Второй этап программы начался 29 февраля 2012 г. С учетом первого этапа ЕЦБ разместил эмиссионную ликвидность среди европейских коммерческих банков на сумму более 1 трлн. долл. Это вполне соизмеримо с эмиссионной накачкой американской экономики в рамках QE и имеет те же цели.
Помощь банкам предполагает, что сами банки откликнутся более активным участием в рефинансировании европейских суверенных заемщиков и кредитовании «физической экономики». Однако последнего не происходит и вряд ли произойдет.
Что касается суверенных заемщиков, то плохие долги банкам не нужны, поэтому деньги бедствующим странам (таким как Греция) банки давать не будут. Пойти на это – фактически значит потерять капитал: никаких гарантий возвращения долга или компенсации.
Что касается кредитования реального сектора, то здесь ситуация не лучше. Во-первых, существует объективная тенденция падения рентабельности производства в условиях спекулятивной экономики. Издержки реальной экономики во многом вырастают из-за инфляционного давления банковского и торгового секторов. Деньги здесь производятся быстрее, так как в них отсутствует собственно производственный цикл. Товары и услуги производить сложнее, и риски здесь значительно выше. Во-вторых, кризис, снижая платежеспособный спрос, значительно усиливает падение рентабельности в реальном секторе. Банкам не выгодны длинные долги, тем более долги, законсервированные устойчивой рецессией и программирующие неизбежный дефолт. В-третьих, персонал банков, привыкший к высоким зарплатам, не хочет снижать потребление. И в этих условиях особое звучание приобретает вопрос о бонусах банкиров.

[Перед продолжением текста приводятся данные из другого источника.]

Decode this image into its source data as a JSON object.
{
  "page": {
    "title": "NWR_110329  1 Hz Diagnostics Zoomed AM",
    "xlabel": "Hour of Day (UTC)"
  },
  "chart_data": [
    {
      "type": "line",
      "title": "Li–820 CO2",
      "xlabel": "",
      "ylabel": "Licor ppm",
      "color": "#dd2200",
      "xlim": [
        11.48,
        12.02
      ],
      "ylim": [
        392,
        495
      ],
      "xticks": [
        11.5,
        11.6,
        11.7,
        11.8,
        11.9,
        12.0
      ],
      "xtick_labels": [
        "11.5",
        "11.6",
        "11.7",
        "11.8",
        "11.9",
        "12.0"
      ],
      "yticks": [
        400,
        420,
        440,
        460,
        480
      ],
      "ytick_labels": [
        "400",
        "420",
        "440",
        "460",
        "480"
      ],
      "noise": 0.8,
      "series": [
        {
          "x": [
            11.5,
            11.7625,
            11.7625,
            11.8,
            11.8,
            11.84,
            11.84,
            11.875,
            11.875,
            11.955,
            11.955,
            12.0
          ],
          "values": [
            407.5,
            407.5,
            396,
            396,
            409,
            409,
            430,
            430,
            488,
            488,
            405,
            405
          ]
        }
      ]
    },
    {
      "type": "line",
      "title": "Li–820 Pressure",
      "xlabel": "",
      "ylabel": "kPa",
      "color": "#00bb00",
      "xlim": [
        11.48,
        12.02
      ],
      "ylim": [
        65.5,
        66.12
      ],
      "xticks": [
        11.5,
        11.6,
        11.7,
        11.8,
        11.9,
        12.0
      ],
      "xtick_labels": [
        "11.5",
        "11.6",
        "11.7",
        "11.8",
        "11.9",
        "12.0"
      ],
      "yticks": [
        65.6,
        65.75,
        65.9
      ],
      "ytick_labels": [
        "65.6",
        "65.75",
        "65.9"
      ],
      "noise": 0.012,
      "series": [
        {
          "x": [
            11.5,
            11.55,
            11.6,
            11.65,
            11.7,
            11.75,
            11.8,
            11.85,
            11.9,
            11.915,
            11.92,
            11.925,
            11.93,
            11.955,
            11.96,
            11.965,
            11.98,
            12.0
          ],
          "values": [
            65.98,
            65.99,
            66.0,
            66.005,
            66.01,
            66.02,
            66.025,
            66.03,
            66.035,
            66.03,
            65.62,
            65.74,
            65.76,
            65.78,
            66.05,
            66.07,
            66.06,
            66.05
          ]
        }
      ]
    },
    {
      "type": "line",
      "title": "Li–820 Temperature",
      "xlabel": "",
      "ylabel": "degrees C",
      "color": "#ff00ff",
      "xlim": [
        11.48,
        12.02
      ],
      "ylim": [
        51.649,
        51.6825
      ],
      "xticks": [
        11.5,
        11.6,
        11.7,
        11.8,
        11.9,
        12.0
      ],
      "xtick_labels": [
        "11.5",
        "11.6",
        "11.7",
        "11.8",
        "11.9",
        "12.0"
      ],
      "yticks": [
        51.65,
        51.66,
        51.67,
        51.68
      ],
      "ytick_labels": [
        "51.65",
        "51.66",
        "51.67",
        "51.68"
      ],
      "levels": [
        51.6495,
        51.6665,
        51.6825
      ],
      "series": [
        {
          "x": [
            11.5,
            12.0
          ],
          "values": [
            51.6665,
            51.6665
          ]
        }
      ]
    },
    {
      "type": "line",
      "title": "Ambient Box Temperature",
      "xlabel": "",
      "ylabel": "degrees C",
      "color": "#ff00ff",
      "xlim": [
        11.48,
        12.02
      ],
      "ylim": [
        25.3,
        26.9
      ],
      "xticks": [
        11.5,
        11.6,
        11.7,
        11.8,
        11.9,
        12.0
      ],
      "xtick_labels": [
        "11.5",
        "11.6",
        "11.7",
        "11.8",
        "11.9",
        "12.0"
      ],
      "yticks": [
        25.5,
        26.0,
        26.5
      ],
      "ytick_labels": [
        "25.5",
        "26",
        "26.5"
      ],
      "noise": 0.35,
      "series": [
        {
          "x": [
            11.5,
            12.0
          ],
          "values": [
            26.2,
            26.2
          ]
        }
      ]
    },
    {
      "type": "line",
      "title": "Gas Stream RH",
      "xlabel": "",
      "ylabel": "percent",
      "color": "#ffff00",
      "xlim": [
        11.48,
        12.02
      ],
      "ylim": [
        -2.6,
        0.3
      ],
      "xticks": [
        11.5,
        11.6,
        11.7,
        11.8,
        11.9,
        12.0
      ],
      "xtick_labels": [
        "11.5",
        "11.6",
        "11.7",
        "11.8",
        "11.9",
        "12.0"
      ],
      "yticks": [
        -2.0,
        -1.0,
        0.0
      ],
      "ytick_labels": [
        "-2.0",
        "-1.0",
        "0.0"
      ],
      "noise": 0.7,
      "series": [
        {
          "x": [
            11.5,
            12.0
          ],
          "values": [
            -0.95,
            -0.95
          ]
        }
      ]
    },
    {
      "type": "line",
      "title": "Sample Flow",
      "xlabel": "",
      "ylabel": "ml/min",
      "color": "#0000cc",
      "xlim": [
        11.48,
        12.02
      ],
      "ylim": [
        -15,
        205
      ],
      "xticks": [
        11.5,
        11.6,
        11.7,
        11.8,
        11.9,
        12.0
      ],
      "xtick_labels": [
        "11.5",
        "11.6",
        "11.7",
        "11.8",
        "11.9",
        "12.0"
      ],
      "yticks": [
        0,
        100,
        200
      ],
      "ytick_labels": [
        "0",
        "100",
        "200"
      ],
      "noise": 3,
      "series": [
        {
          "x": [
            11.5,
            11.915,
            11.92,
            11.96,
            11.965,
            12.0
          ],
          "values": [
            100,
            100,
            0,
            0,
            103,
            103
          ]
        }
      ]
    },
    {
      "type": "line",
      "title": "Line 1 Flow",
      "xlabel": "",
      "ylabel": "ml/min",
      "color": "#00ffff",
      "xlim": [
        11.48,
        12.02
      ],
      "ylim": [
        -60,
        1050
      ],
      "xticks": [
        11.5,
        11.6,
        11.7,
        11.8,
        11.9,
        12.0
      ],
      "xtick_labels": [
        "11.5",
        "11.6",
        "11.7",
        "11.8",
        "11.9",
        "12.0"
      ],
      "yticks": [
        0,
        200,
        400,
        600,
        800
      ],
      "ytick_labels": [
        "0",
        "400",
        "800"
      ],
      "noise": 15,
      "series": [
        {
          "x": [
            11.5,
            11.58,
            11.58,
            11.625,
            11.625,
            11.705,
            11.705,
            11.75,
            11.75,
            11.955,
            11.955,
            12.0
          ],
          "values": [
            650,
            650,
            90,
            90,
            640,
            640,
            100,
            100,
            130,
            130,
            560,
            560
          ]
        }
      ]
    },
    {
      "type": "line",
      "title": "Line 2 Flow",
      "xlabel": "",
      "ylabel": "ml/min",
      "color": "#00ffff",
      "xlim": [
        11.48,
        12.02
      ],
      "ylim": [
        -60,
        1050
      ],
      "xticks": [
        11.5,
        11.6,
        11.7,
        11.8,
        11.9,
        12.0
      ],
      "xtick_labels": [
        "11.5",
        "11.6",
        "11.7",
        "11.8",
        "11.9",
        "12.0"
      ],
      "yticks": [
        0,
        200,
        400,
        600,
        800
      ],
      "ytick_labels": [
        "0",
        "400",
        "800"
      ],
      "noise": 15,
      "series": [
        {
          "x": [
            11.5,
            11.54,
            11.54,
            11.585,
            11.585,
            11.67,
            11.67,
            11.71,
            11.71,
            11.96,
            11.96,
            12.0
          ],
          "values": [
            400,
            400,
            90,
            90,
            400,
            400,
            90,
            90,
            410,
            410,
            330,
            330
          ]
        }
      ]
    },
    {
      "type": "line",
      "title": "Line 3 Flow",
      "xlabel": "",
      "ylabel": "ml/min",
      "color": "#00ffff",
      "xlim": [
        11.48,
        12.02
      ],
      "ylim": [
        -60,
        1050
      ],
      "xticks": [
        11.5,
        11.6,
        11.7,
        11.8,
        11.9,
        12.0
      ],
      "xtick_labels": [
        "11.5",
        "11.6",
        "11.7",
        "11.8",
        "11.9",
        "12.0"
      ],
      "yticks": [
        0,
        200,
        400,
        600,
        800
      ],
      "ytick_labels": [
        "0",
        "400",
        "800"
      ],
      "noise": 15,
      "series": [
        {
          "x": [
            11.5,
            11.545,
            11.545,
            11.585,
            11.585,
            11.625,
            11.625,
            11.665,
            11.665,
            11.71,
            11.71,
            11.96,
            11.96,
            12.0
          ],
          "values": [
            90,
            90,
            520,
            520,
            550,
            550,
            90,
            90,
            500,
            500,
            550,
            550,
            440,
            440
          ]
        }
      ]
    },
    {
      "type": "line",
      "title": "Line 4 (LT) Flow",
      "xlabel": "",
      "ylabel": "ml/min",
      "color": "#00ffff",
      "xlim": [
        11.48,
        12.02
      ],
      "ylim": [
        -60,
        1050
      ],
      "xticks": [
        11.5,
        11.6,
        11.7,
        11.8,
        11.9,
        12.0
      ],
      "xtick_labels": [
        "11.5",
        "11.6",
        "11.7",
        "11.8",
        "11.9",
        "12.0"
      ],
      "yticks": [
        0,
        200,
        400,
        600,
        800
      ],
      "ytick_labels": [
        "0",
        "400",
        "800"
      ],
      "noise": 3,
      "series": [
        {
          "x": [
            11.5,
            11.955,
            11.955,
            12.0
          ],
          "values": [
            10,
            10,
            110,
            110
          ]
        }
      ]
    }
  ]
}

Активная борьба мировых лидеров с бонусами в банковском секторе началась в 2009 г. Именно действия крупных банков осенью 2009 г. на саммите G20 были названы одной из причин кризиса: ради получения больших вознаграждений топ-менеджеры финансовых организаций зачастую принимали рискованные решения, не заботясь о последствиях. Но дело не только в рисках, которые для капитализма – нормальное явление. Главное – ценностный аспект, желание получить прибыль любым путем. Именно в эту парадигму вписывается и поведение банкиров, и спекулятивная модель экономики, и широко используемые сегодня неэкономические методы принуждения.
Как только финансовые организации во многом благодаря огромным объемам государственной помощи оправились от первой волны экономического кризиса, то сразу попытались вернуться на докризисный уровень в начислении бонусов топ-менеджерам. Это закономерно вызвало возмущение рядовых граждан и политиков, а также волну обвинительных публикаций в СМИ.